NVIDIA / cutlass

CUDA Templates for Linear Algebra Subroutines
Other
5.7k stars 978 forks source link

[QST]41_fused_multi_head_attention on sm89 #1597

Open Sunny-bot1 opened 5 months ago

Sunny-bot1 commented 5 months ago

What is your question? when I use sm89

int run_attention(Options& options) {
  using Attention = AttentionKernel<
    cutlass::half_t,      // scalar_t
    cutlass::arch::Sm89,  // ArchTag
    true,                 // Memory is aligned
    kQueriesPerBlock,
    kKeysPerBlock,
    kMaxK,
    false,                // Supports dropout
    false                 // Supports bias
  >;

I get compile error

Building CUDA object examples/41_fused_multi_head_attention/CMakeFiles/41_fused_multi_head_attention_fixed_seqlen.dir/fused_multihead_attention_fixed_seqlen.cu.o
/cutlass/examples/41_fused_multi_head_attention/kernel_forward.h(409): error: incomplete type is not allowed
          kIsAligned ? DefaultConfig::kAlignmentA : GemmType::kMinimumAlignment;
                       ^
          detected during:
            instantiation of class "AttentionKernel<scalar_t_, ArchTag, isAligned_, kQueriesPerBlock_, kKeysPerBlock_, kMaxK_, kSupportsDropout_, kSupportsBias_, ToBatchHookType_>::MM0 [with scalar_t_=cutlass::half_t, ArchTag=cutlass::arch::Sm89, isAligned_=true, kQueriesPerBlock_=32, kKeysPerBlock_=128, kMaxK_=128, kSupportsDropout_=false, kSupportsBias_=false, ToBatchHookType_=DefaultToBatchHook]" at line 418
            instantiation of class "AttentionKernel<scalar_t_, ArchTag, isAligned_, kQueriesPerBlock_, kKeysPerBlock_, kMaxK_, kSupportsDropout_, kSupportsBias_, ToBatchHookType_>::MM0 [with scalar_t_=cutlass::half_t, ArchTag=cutlass::arch::Sm89, isAligned_=true, kQueriesPerBlock_=32, kKeysPerBlock_=128, kMaxK_=128, kSupportsDropout_=false, kSupportsBias_=false, ToBatchHookType_=DefaultToBatchHook]" at line 1161
            instantiation of class "AttentionKernel<scalar_t_, ArchTag, isAligned_, kQueriesPerBlock_, kKeysPerBlock_, kMaxK_, kSupportsDropout_, kSupportsBias_, ToBatchHookType_> [with scalar_t_=cutlass::half_t, ArchTag=cutlass::arch::Sm89, isAligned_=true, kQueriesPerBlock_=32, kKeysPerBlock_=128, kMaxK_=128, kSupportsDropout_=false, kSupportsBias_=false, ToBatchHookType_=DefaultToBatchHook]" at line 329 of /home/sunxin20/cutlass/examples/41_fused_multi_head_attention/fused_multihead_attention_fixed_seqlen.cu
            instantiation of class "TestbedAttention<Attention> [with Attention=AttentionKernel<cutlass::half_t, cutlass::arch::Sm89, true, 32, 128, 128, false, false, DefaultToBatchHook>]" at line 1032 of /home/sunxin20/cutlass/examples/41_fused_multi_head_attention/fused_multihead_attention_fixed_seqlen.cu
            instantiation of "int run_attention<kQueriesPerBlock,kKeysPerBlock,kMaxK>(Options &) [with kQueriesPerBlock=32, kKeysPerBlock=128, kMaxK=128]" at line 1110 of /home/sunxin20/cutlass/examples/41_fused_multi_head_attention/fused_multihead_attention_fixed_seqlen.cu
thakkarV commented 5 months ago

just change your CUTLASS_NVCC_ARCHS=89, do not edit this file yourself. There is no partial template specialization for SM89 arch tag.

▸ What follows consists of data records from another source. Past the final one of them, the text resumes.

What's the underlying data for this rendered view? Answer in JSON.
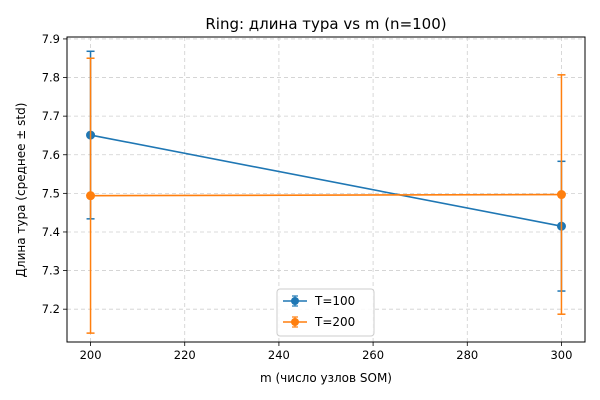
{
  "chart_data": {
    "type": "line",
    "title": "Ring: длина тура vs m (n=100)",
    "xlabel": "m (число узлов SOM)",
    "ylabel": "Длина тура (среднее ± std)",
    "xlim": [
      195,
      305
    ],
    "ylim": [
      7.115,
      7.905
    ],
    "xticks": [
      200,
      220,
      240,
      260,
      280,
      300
    ],
    "yticks": [
      7.2,
      7.3,
      7.4,
      7.5,
      7.6,
      7.7,
      7.8,
      7.9
    ],
    "grid": true,
    "legend_position": "lower-center",
    "series": [
      {
        "name": "T=100",
        "color": "#1f77b4",
        "x": [
          200,
          300
        ],
        "y": [
          7.651,
          7.415
        ],
        "yerr": [
          0.217,
          0.168
        ]
      },
      {
        "name": "T=200",
        "color": "#ff7f0e",
        "x": [
          200,
          300
        ],
        "y": [
          7.494,
          7.497
        ],
        "yerr": [
          0.356,
          0.31
        ]
      }
    ]
  }
}
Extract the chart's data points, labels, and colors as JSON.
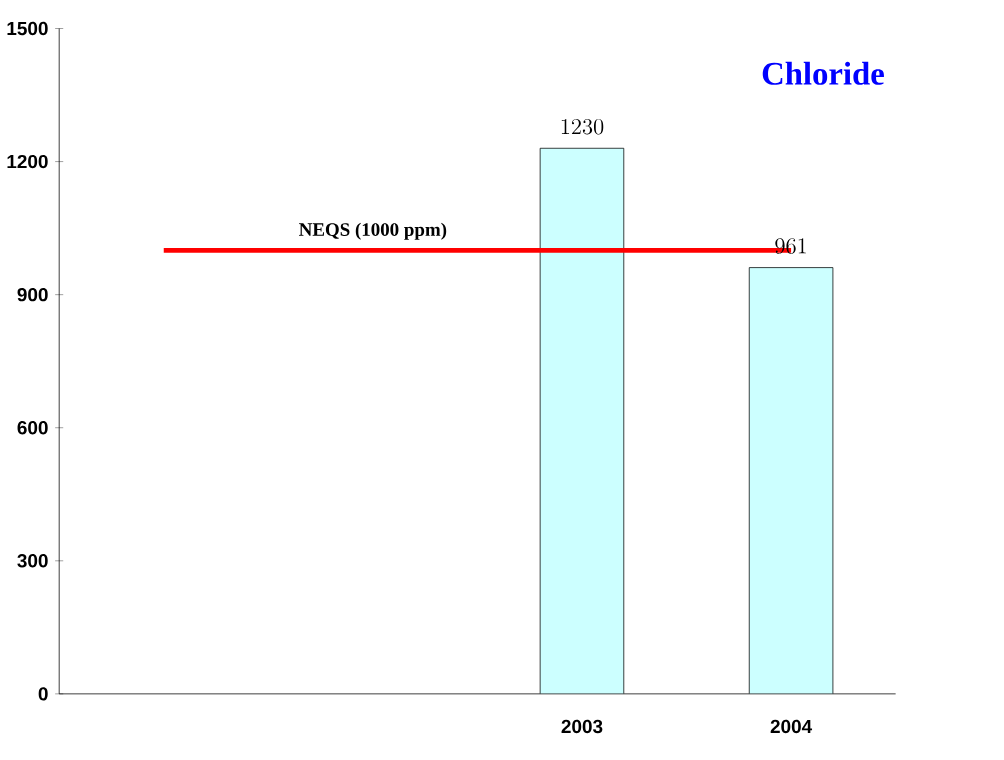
{
  "chart_data": {
    "type": "bar",
    "title": "Chloride",
    "categories": [
      null,
      null,
      "2003",
      "2004"
    ],
    "series": [
      {
        "color": "#ccffff",
        "values": [
          null,
          null,
          1230,
          961
        ]
      }
    ],
    "data_labels": true,
    "ylim": [
      0,
      1500
    ],
    "yticks": [
      0,
      300,
      600,
      900,
      1200,
      1500
    ],
    "ref_lines": [
      {
        "axis": "y",
        "value": 1000,
        "label": "NEQS (1000 ppm)",
        "color": "#ff0000"
      }
    ]
  }
}
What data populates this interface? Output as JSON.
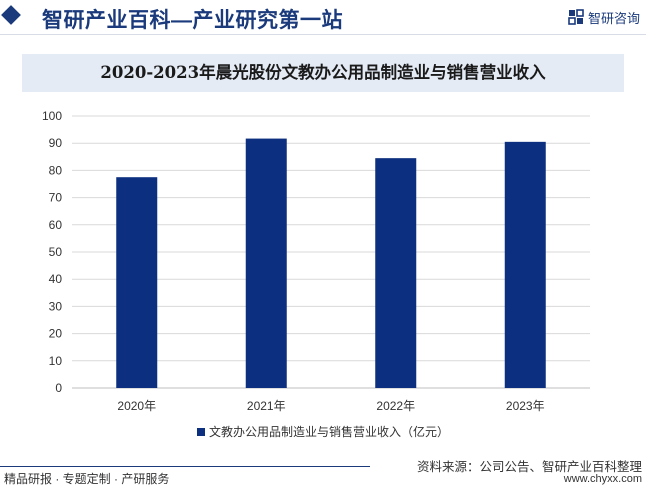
{
  "header": {
    "title": "智研产业百科—产业研究第一站",
    "logo_text": "智研咨询",
    "logo_icon": "chyxx-logo-icon"
  },
  "chart_data": {
    "type": "bar",
    "title": "2020-2023年晨光股份文教办公用品制造业与销售营业收入",
    "categories": [
      "2020年",
      "2021年",
      "2022年",
      "2023年"
    ],
    "series": [
      {
        "name": "文教办公用品制造业与销售营业收入（亿元）",
        "values": [
          77.5,
          91.7,
          84.5,
          90.5
        ]
      }
    ],
    "ylim": [
      0,
      100
    ],
    "yticks": [
      0,
      10,
      20,
      30,
      40,
      50,
      60,
      70,
      80,
      90,
      100
    ],
    "grid": true,
    "legend_position": "bottom",
    "colors": {
      "bar": "#0d2f7f",
      "grid": "#d9d9d9",
      "axis": "#bfbfbf"
    }
  },
  "footer": {
    "left": "精品研报 · 专题定制 · 产研服务",
    "source": "资料来源：公司公告、智研产业百科整理",
    "url": "www.chyxx.com"
  }
}
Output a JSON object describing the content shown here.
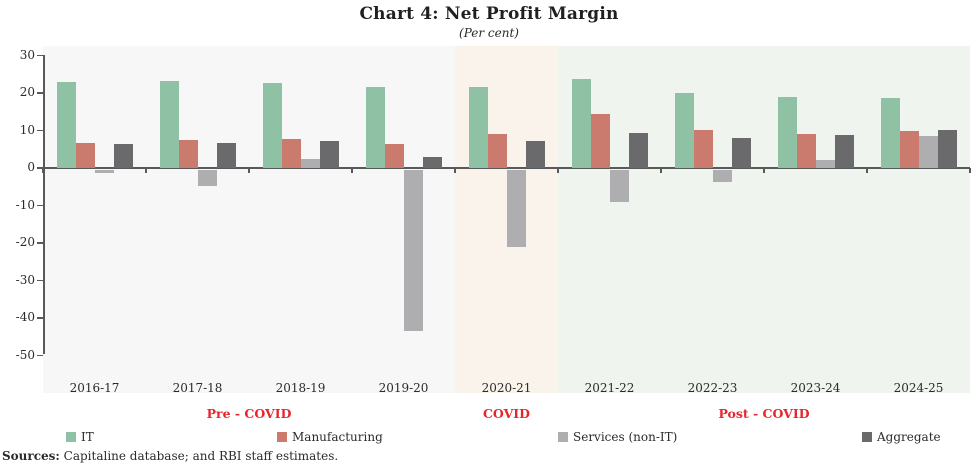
{
  "title": "Chart 4: Net Profit Margin",
  "subtitle": "(Per cent)",
  "chart_data": {
    "type": "bar",
    "categories": [
      "2016-17",
      "2017-18",
      "2018-19",
      "2019-20",
      "2020-21",
      "2021-22",
      "2022-23",
      "2023-24",
      "2024-25"
    ],
    "series": [
      {
        "name": "IT",
        "color": "#8fc1a4",
        "values": [
          23.0,
          23.1,
          22.7,
          21.6,
          21.6,
          23.8,
          20.1,
          18.9,
          18.7
        ]
      },
      {
        "name": "Manufacturing",
        "color": "#cb7a6e",
        "values": [
          6.8,
          7.6,
          7.7,
          6.3,
          9.1,
          14.4,
          10.2,
          9.1,
          10.0
        ]
      },
      {
        "name": "Services (non-IT)",
        "color": "#aeaeb1",
        "values": [
          -0.8,
          -4.5,
          2.5,
          -43.0,
          -20.6,
          -8.7,
          -3.4,
          2.2,
          8.5
        ]
      },
      {
        "name": "Aggregate",
        "color": "#6a6a6c",
        "values": [
          6.5,
          6.8,
          7.3,
          3.0,
          7.3,
          9.4,
          8.0,
          8.8,
          10.2
        ]
      }
    ],
    "ylabel": "",
    "xlabel": "",
    "ylim": [
      -50,
      30
    ],
    "ytick_step": 10,
    "grid": false,
    "legend_position": "bottom",
    "axis_color": "#58595b",
    "periods": [
      {
        "label": "Pre - COVID",
        "from_index": 0,
        "to_index": 3,
        "bg": "#f7f7f7"
      },
      {
        "label": "COVID",
        "from_index": 4,
        "to_index": 4,
        "bg": "#faf3ec"
      },
      {
        "label": "Post - COVID",
        "from_index": 5,
        "to_index": 8,
        "bg": "#eff5ee"
      }
    ],
    "period_label_color": "#e8232a"
  },
  "footer": {
    "sources_label": "Sources:",
    "sources_text": " Capitaline database; and RBI staff estimates."
  }
}
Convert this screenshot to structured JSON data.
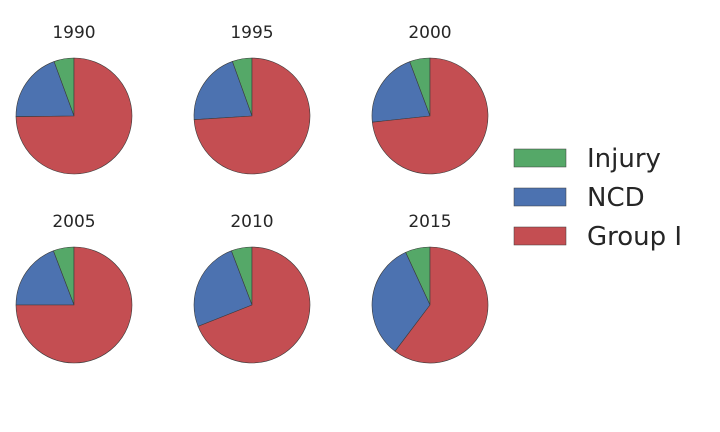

Sunny-bot1 commented 5 months ago

just change your CUTLASS_NVCC_ARCHS=89, do not edit this file yourself. There is no partial template specialization for SM89 arch tag.

I see. Thank you! If I want support the fp8 input type, what should I pay attention to?

github-actions[bot] commented 3 months ago

This issue has been labeled inactive-30d due to no recent activity in the past 30 days. Please close this issue if no further response or action is needed. Otherwise, please respond with a comment indicating any updates or changes to the original issue and/or confirm this issue still needs to be addressed. This issue will be labeled inactive-90d if there is no activity in the next 60 days.

github-actions[bot] commented 1 week ago

This issue has been labeled inactive-90d due to no recent activity in the past 90 days. Please close this issue if no further response or action is needed. Otherwise, please respond with a comment indicating any updates or changes to the original issue and/or confirm this issue still needs to be addressed.